The Board has the discretion to increase or decrease the calculated STI payment
amount by up to 20% based on its assessment of Jayne’s personal performance.
Long Term Incentive (LTI) On an annual basis, Jayne will be invited to take up performance rights under the
Company’s current LTI Plan Rules, which apply to all senior management. A
performance right is the right to acquire a2MC ordinary shares subject to the
satisfaction of performance hurdles and vesting conditions.
In her first year of employment, Jayne will be offered performance rights
equivalent to 175% of her Total Fixed Remuneration.
In each following year of her employment, Jayne will be offered performance
rights equivalent to 150% of Total Fixed Remuneration (subject to adjustment
from time to time at the discretion of the Board in order to have reasonable
regard to equivalent entitlements provided by peer companies).
The vesting of the first grant of performance rights will be subject to a2MC
achieving a compound annual growth in its diluted earnings per share, measured
over three consecutive financial years, on a straight line basis between two rates
to be determined by the Board prior to the grant, being a minimum hurdle rate
at which 50% of performance rights will vest and a maximum hurdle rate at which
100% of performance rights will vest.
At the discretion of the Board, performance rights may be subject to accelerated
vesting if a2MC is subject to a change of control.
Subject to the discretion of the Board or unless employment is terminated by
a2MC other than for fault, cessation of employment will result in the forfeiture
of all unvested performance rights. The Board may also forfeit performance
rights for fraud of dishonesty or wilful breach of duties.
Adjustments to the number of performance rights, or the number of a2MC
ordinary shares to which they relate, may be made following any bonus issue of
a2MC ordinary shares or reorganisation of its capital.

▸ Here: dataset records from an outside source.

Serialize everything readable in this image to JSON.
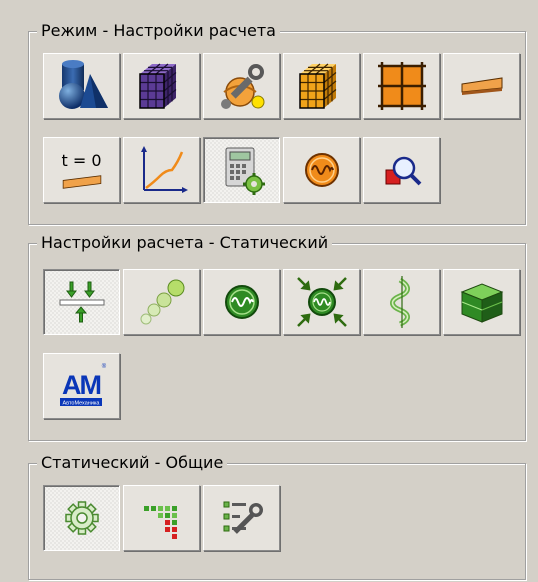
{
  "groups": {
    "mode": {
      "title": "Режим - Настройки расчета"
    },
    "calc": {
      "title": "Настройки расчета - Статический"
    },
    "static": {
      "title": "Статический - Общие"
    }
  },
  "icons": {
    "t0_label": "t = 0",
    "apm_logo_letters": "АМ",
    "apm_logo_caption": "АвтоМеханика",
    "apm_logo_mark": "®"
  }
}
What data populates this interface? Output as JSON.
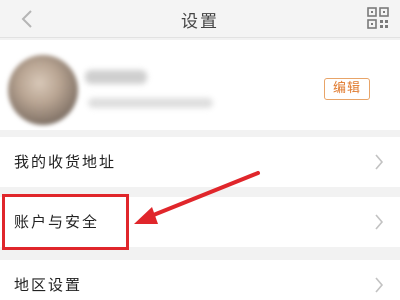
{
  "header": {
    "title": "设置",
    "back_icon": "chevron-left-icon",
    "qr_icon": "qr-code-icon"
  },
  "profile": {
    "edit_label": "编辑",
    "accent_color": "#e07a2e"
  },
  "rows": [
    {
      "label": "我的收货地址"
    },
    {
      "label": "账户与安全"
    },
    {
      "label": "地区设置"
    }
  ],
  "annotation": {
    "color": "#e0262b",
    "highlighted_item": "账户与安全"
  }
}
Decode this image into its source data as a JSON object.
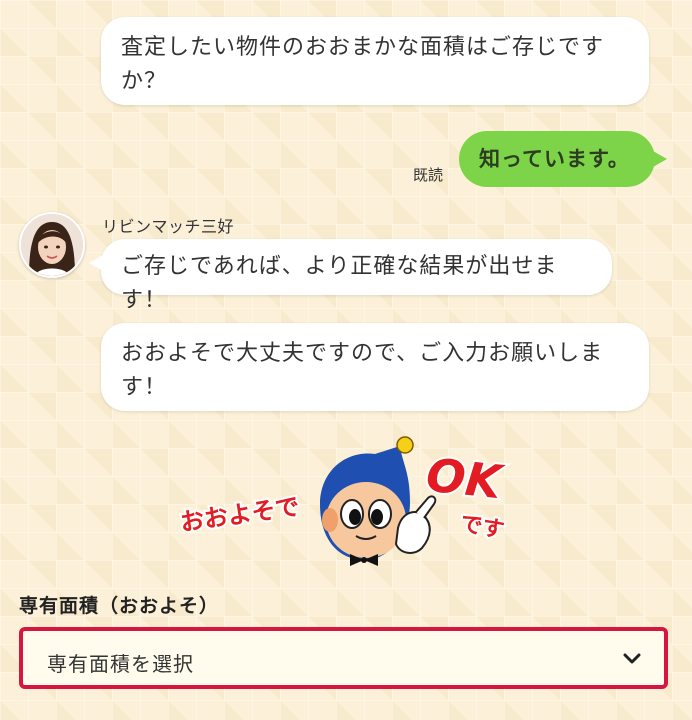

Performance rights do not carry any right to dividends.
Transition Benefits
On a one-off basis, Jayne will receive the following transition benefits as
compensation for forfeitures of her former employer's STI and LTI entitlements
as a result of her resigning to take up employment with a2MC.
• An AUD 586,666 cash payment (calculated at approximately 67% of her
forfeited STI cash benefit).
• 599,254 time based rights to acquire a2MC ordinary shares (calculated
at approximately 80% of Jayne’s forfeited STI and LTI scrip benefit, based
on the 90 day VWAP of shares in the Company and her previous
3
Key Terms Details
employer as at the date that her appointment was announced to the
market, being 13 December 2017) to vest in four tranches during the
period from 28 August 2018 to 24 August 2019.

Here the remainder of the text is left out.